Du côté de la mémoire, c'est vers Eric Dolphy que le quintet rassemblé par le trompettiste Russ Johnson se tourne. J'ai découvert ce dernier sur le disque du quartet de Michael Bates paru l'an dernier chez Greenleaf. Une sonorité dans la continuité de Dave Douglas. Pour l'occasion, il a réuni une sorte de all-star qui n'est d'ailleurs pas sans accointance avec son glorieux aîné : Brad Jones à la contrebasse, George Schuller à la batterie, Roy Nathanson au sax alto (ex-Lounge Lizards entre multiples états de fait) et la formidable Myra Melford au piano - l'une de mes musiciennes favorites. Comme pour Moran, il s'agit ici d'une commande d'un festival américain.

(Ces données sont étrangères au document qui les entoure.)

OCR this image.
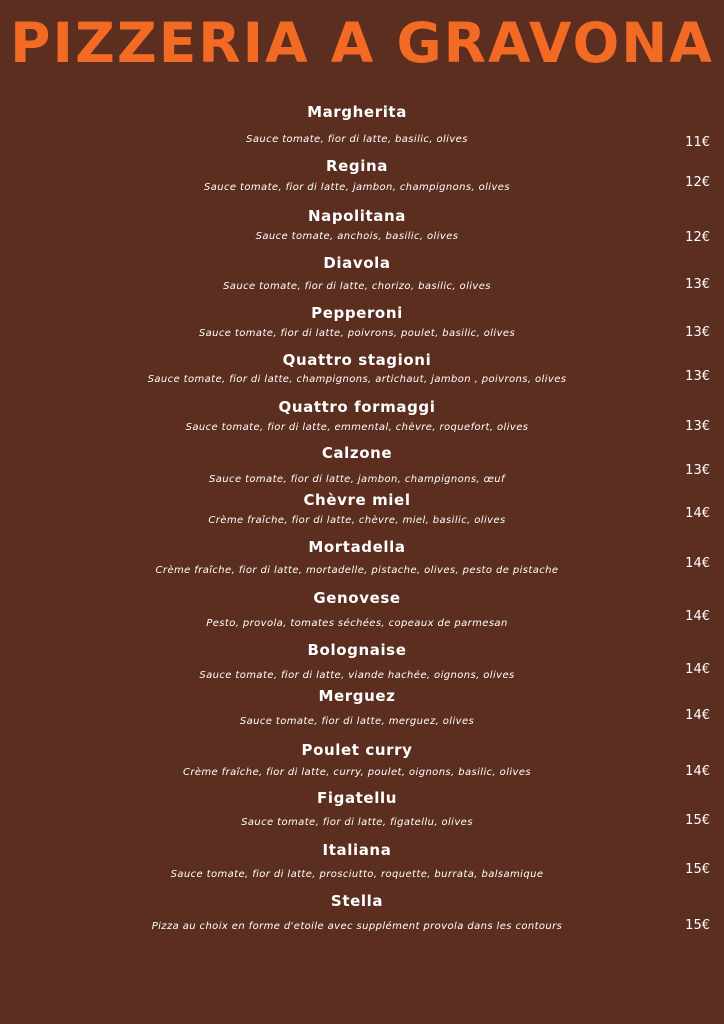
PIZZERIA A GRAVONA
Margherita
Sauce tomate, fior di latte, basilic, olives	11€
Regina
Sauce tomate, fior di latte, jambon, champignons, olives	12€
Napolitana
Sauce tomate, anchois, basilic, olives	12€
Diavola
Sauce tomate, fior di latte, chorizo, basilic, olives	13€
Pepperoni
Sauce tomate, fior di latte, poivrons, poulet, basilic, olives	13€
Quattro stagioni
Sauce tomate, fior di latte, champignons, artichaut, jambon , poivrons, olives	13€
Quattro formaggi
Sauce tomate, fior di latte, emmental, chèvre, roquefort, olives	13€
Calzone
Sauce tomate, fior di latte, jambon, champignons, œuf
13€
Chèvre miel
Crème fraîche, fior di latte, chèvre, miel, basilic, olives	14€
Mortadella
Crème fraîche, fior di latte, mortadelle, pistache, olives, pesto de pistache	14€
Genovese
Pesto, provola, tomates séchées, copeaux de parmesan	14€
Bolognaise
Sauce tomate, fior di latte, viande hachée, oignons, olives	14€
Merguez
Sauce tomate, fior di latte, merguez, olives	14€
Poulet curry
Crème fraîche, fior di latte, curry, poulet, oignons, basilic, olives	14€
Figatellu
Sauce tomate, fior di latte, figatellu, olives	15€
Italiana
Sauce tomate, fior di latte, prosciutto, roquette, burrata, balsamique	15€
Stella
Pizza au choix en forme d'etoile avec supplément provola dans les contours	15€
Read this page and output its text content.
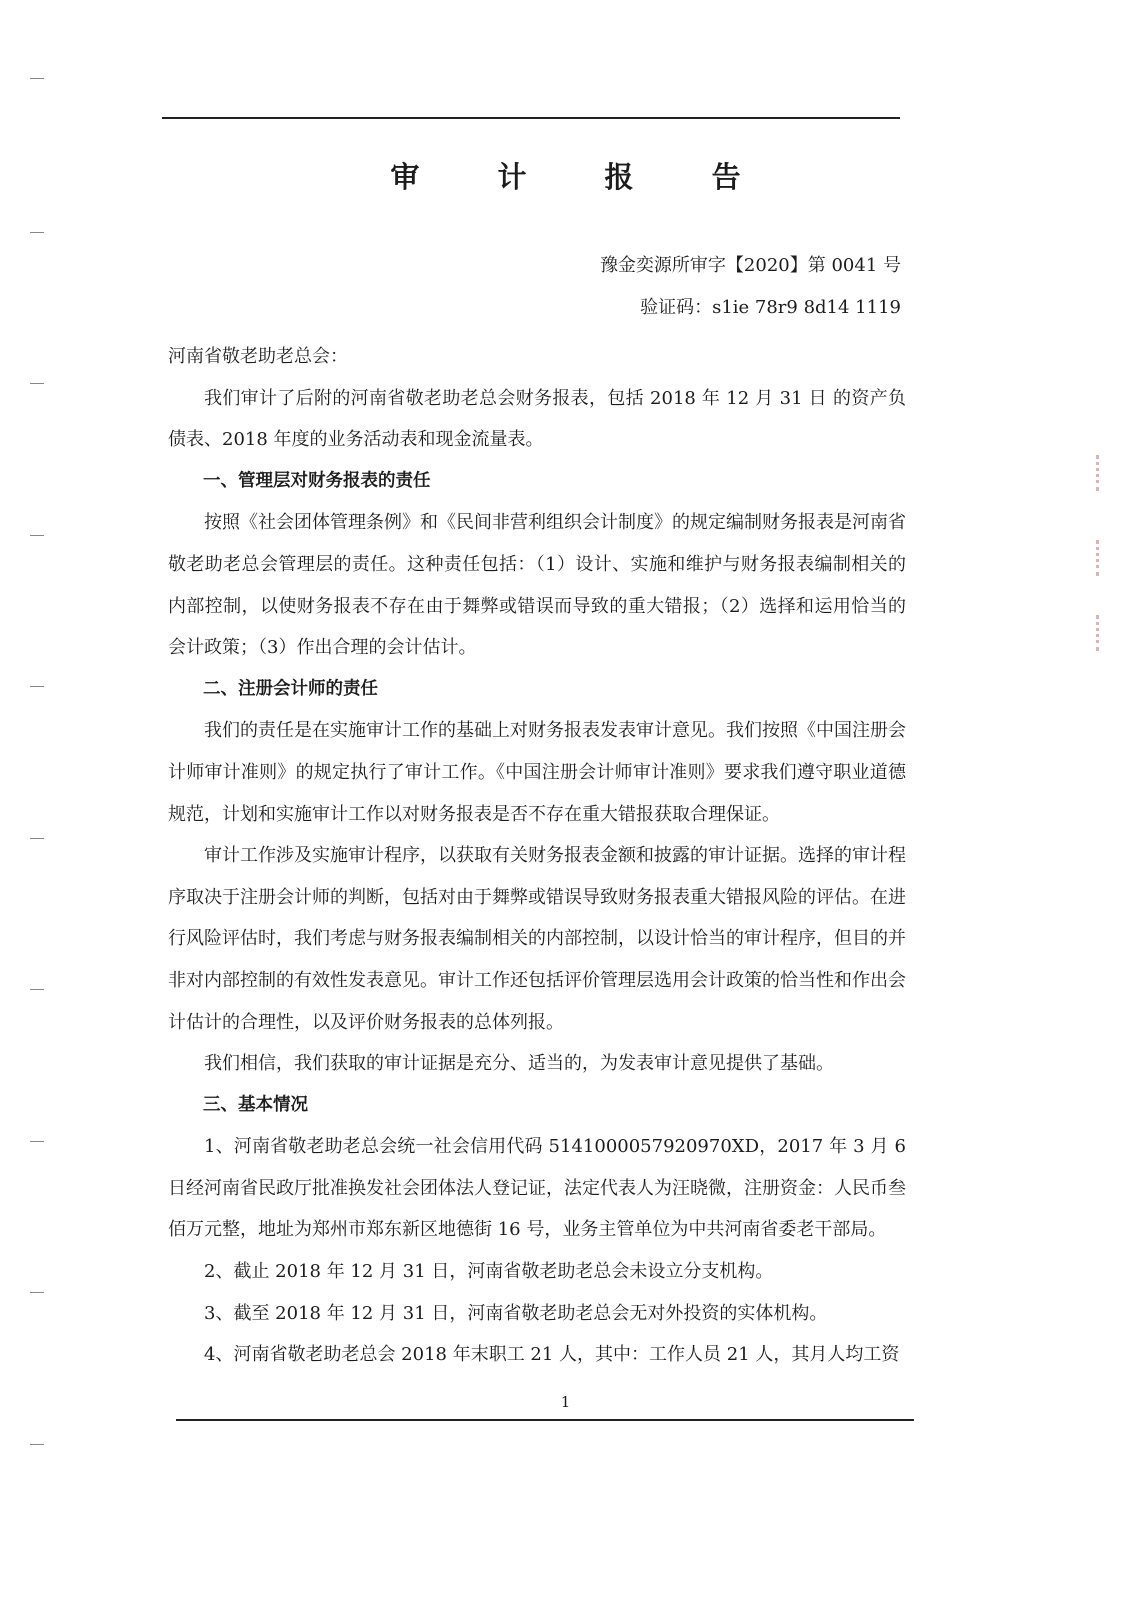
审 计 报 告
豫金奕源所审字【2020】第 0041 号
验证码：s1ie 78r9 8d14 1119

河南省敬老助老总会：

我们审计了后附的河南省敬老助老总会财务报表，包括 2018 年 12 月 31 日 的资产负债表、2018 年度的业务活动表和现金流量表。

一、管理层对财务报表的责任

按照《社会团体管理条例》和《民间非营利组织会计制度》的规定编制财务报表是河南省敬老助老总会管理层的责任。这种责任包括：（1）设计、实施和维护与财务报表编制相关的内部控制，以使财务报表不存在由于舞弊或错误而导致的重大错报；（2）选择和运用恰当的会计政策；（3）作出合理的会计估计。

二、注册会计师的责任

我们的责任是在实施审计工作的基础上对财务报表发表审计意见。我们按照《中国注册会计师审计准则》的规定执行了审计工作。《中国注册会计师审计准则》要求我们遵守职业道德规范，计划和实施审计工作以对财务报表是否不存在重大错报获取合理保证。

审计工作涉及实施审计程序，以获取有关财务报表金额和披露的审计证据。选择的审计程序取决于注册会计师的判断，包括对由于舞弊或错误导致财务报表重大错报风险的评估。在进行风险评估时，我们考虑与财务报表编制相关的内部控制，以设计恰当的审计程序，但目的并非对内部控制的有效性发表意见。审计工作还包括评价管理层选用会计政策的恰当性和作出会计估计的合理性，以及评价财务报表的总体列报。

我们相信，我们获取的审计证据是充分、适当的，为发表审计意见提供了基础。

三、基本情况

1、河南省敬老助老总会统一社会信用代码 5141000057920970XD，2017 年 3 月 6 日经河南省民政厅批准换发社会团体法人登记证，法定代表人为汪晓微，注册资金：人民币叁佰万元整，地址为郑州市郑东新区地德街 16 号，业务主管单位为中共河南省委老干部局。

2、截止 2018 年 12 月 31 日，河南省敬老助老总会未设立分支机构。

3、截至 2018 年 12 月 31 日，河南省敬老助老总会无对外投资的实体机构。

4、河南省敬老助老总会 2018 年末职工 21 人，其中：工作人员 21 人，其月人均工资

1
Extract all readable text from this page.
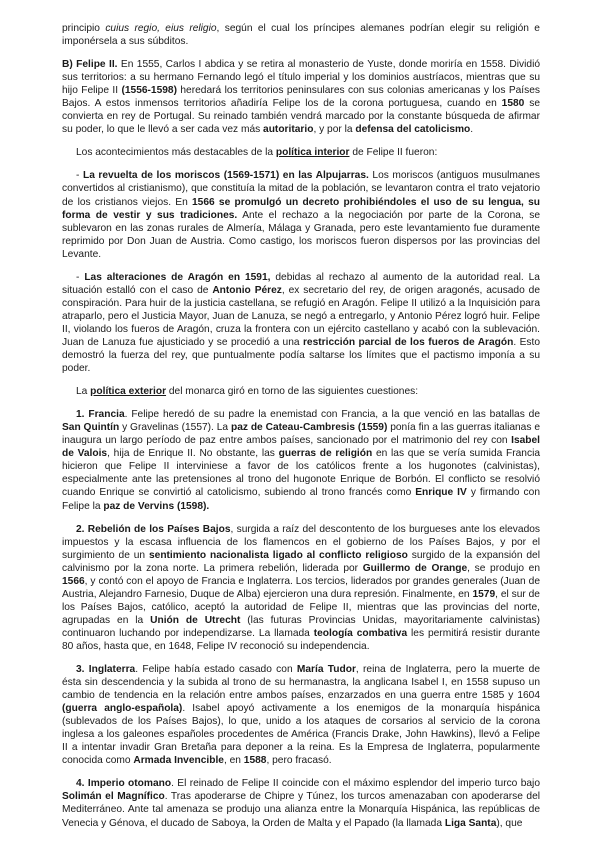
principio cuius regio, eius religio, según el cual los príncipes alemanes podrían elegir su religión e imponérsela a sus súbditos.

B) Felipe II. En 1555, Carlos I abdica y se retira al monasterio de Yuste, donde moriría en 1558. Dividió sus territorios: a su hermano Fernando legó el título imperial y los dominios austríacos, mientras que su hijo Felipe II (1556-1598) heredará los territorios peninsulares con sus colonias americanas y los Países Bajos. A estos inmensos territorios añadiría Felipe los de la corona portuguesa, cuando en 1580 se convierta en rey de Portugal. Su reinado también vendrá marcado por la constante búsqueda de afirmar su poder, lo que le llevó a ser cada vez más autoritario, y por la defensa del catolicismo.

Los acontecimientos más destacables de la política interior de Felipe II fueron:

- La revuelta de los moriscos (1569-1571) en las Alpujarras. Los moriscos (antiguos musulmanes convertidos al cristianismo), que constituía la mitad de la población, se levantaron contra el trato vejatorio de los cristianos viejos. En 1566 se promulgó un decreto prohibiéndoles el uso de su lengua, su forma de vestir y sus tradiciones. Ante el rechazo a la negociación por parte de la Corona, se sublevaron en las zonas rurales de Almería, Málaga y Granada, pero este levantamiento fue duramente reprimido por Don Juan de Austria. Como castigo, los moriscos fueron dispersos por las provincias del Levante.

- Las alteraciones de Aragón en 1591, debidas al rechazo al aumento de la autoridad real. La situación estalló con el caso de Antonio Pérez, ex secretario del rey, de origen aragonés, acusado de conspiración. Para huir de la justicia castellana, se refugió en Aragón. Felipe II utilizó a la Inquisición para atraparlo, pero el Justicia Mayor, Juan de Lanuza, se negó a entregarlo, y Antonio Pérez logró huir. Felipe II, violando los fueros de Aragón, cruza la frontera con un ejército castellano y acabó con la sublevación. Juan de Lanuza fue ajusticiado y se procedió a una restricción parcial de los fueros de Aragón. Esto demostró la fuerza del rey, que puntualmente podía saltarse los límites que el pactismo imponía a su poder.

La política exterior del monarca giró en torno de las siguientes cuestiones:

1. Francia. Felipe heredó de su padre la enemistad con Francia, a la que venció en las batallas de San Quintín y Gravelinas (1557). La paz de Cateau-Cambresis (1559) ponía fin a las guerras italianas e inaugura un largo período de paz entre ambos países, sancionado por el matrimonio del rey con Isabel de Valois, hija de Enrique II. No obstante, las guerras de religión en las que se vería sumida Francia hicieron que Felipe II interviniese a favor de los católicos frente a los hugonotes (calvinistas), especialmente ante las pretensiones al trono del hugonote Enrique de Borbón. El conflicto se resolvió cuando Enrique se convirtió al catolicismo, subiendo al trono francés como Enrique IV y firmando con Felipe la paz de Vervins (1598).

2. Rebelión de los Países Bajos, surgida a raíz del descontento de los burgueses ante los elevados impuestos y la escasa influencia de los flamencos en el gobierno de los Países Bajos, y por el surgimiento de un sentimiento nacionalista ligado al conflicto religioso surgido de la expansión del calvinismo por la zona norte. La primera rebelión, liderada por Guillermo de Orange, se produjo en 1566, y contó con el apoyo de Francia e Inglaterra. Los tercios, liderados por grandes generales (Juan de Austria, Alejandro Farnesio, Duque de Alba) ejercieron una dura represión. Finalmente, en 1579, el sur de los Países Bajos, católico, aceptó la autoridad de Felipe II, mientras que las provincias del norte, agrupadas en la Unión de Utrecht (las futuras Provincias Unidas, mayoritariamente calvinistas) continuaron luchando por independizarse. La llamada teología combativa les permitirá resistir durante 80 años, hasta que, en 1648, Felipe IV reconoció su independencia.

3. Inglaterra. Felipe había estado casado con María Tudor, reina de Inglaterra, pero la muerte de ésta sin descendencia y la subida al trono de su hermanastra, la anglicana Isabel I, en 1558 supuso un cambio de tendencia en la relación entre ambos países, enzarzados en una guerra entre 1585 y 1604 (guerra anglo-española). Isabel apoyó activamente a los enemigos de la monarquía hispánica (sublevados de los Países Bajos), lo que, unido a los ataques de corsarios al servicio de la corona inglesa a los galeones españoles procedentes de América (Francis Drake, John Hawkins), llevó a Felipe II a intentar invadir Gran Bretaña para deponer a la reina. Es la Empresa de Inglaterra, popularmente conocida como Armada Invencible, en 1588, pero fracasó.

4. Imperio otomano. El reinado de Felipe II coincide con el máximo esplendor del imperio turco bajo Solimán el Magnífico. Tras apoderarse de Chipre y Túnez, los turcos amenazaban con apoderarse del Mediterráneo. Ante tal amenaza se produjo una alianza entre la Monarquía Hispánica, las repúblicas de Venecia y Génova, el ducado de Saboya, la Orden de Malta y el Papado (la llamada Liga Santa), que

En l'occurrence recréer Out to Lunch, culte et ultime album de Dolphy, paru en 1964 chez Blue Note. Le quintet s'exécute brillamment, exposant les thèmes avant de s'autoriser des développements personnels au cours de longs solos. Myra Melford emporte évidemment mon adhésion, par sa subtile alliance de blues et de free - elle ne vient pas de Chicago pour rien - mais tous démontrent leurs talents. Ce sont effectivement d'excellents musiciens. On a quand même un peu le sentiment qu'ils s'exécutent parce qu'on leur a demandé de jouer cela, sans que ce soit nécessairement leur ambition première. C'est très bien fait, mais ils ont tellement de choses à dire en propre, comme solistes mais aussi en tant que compositeurs, que le talent apparaît quelque peu sous-exploité. Après avoir joué les cinq pièces qui composent Out to Lunch, ils décident donc d'enchaîner - toujours dans l'esprit d'un hommage à Dolphy - en interprétant deux mouvements de compositions du père du batteur, Gunther Schuller, qui écrivit, dans une optique Third Stream, pour Dolphy. L'un des morceaux, jamais gravé sur disque (et peut-être même jamais joué d'après George Schuller), a des allures d'inédit. L'aspect moins référencé des morceaux semble les autoriser à plus d'inventivité. Ils concluent alors sur une version échevelée de So Long Eric de Mingus, bien plus explosive et explosée que les relectures du projet initial.
A lire ailleurs : Thierry Quénum, de Jazz Mag, partage mon avis sur le concert de dimanche, et propose en plus quelques échos sur la soirée de samedi où je n'étais pas (et confirme ce que j'ai entendu sur le ratage total du nouvel ONJ).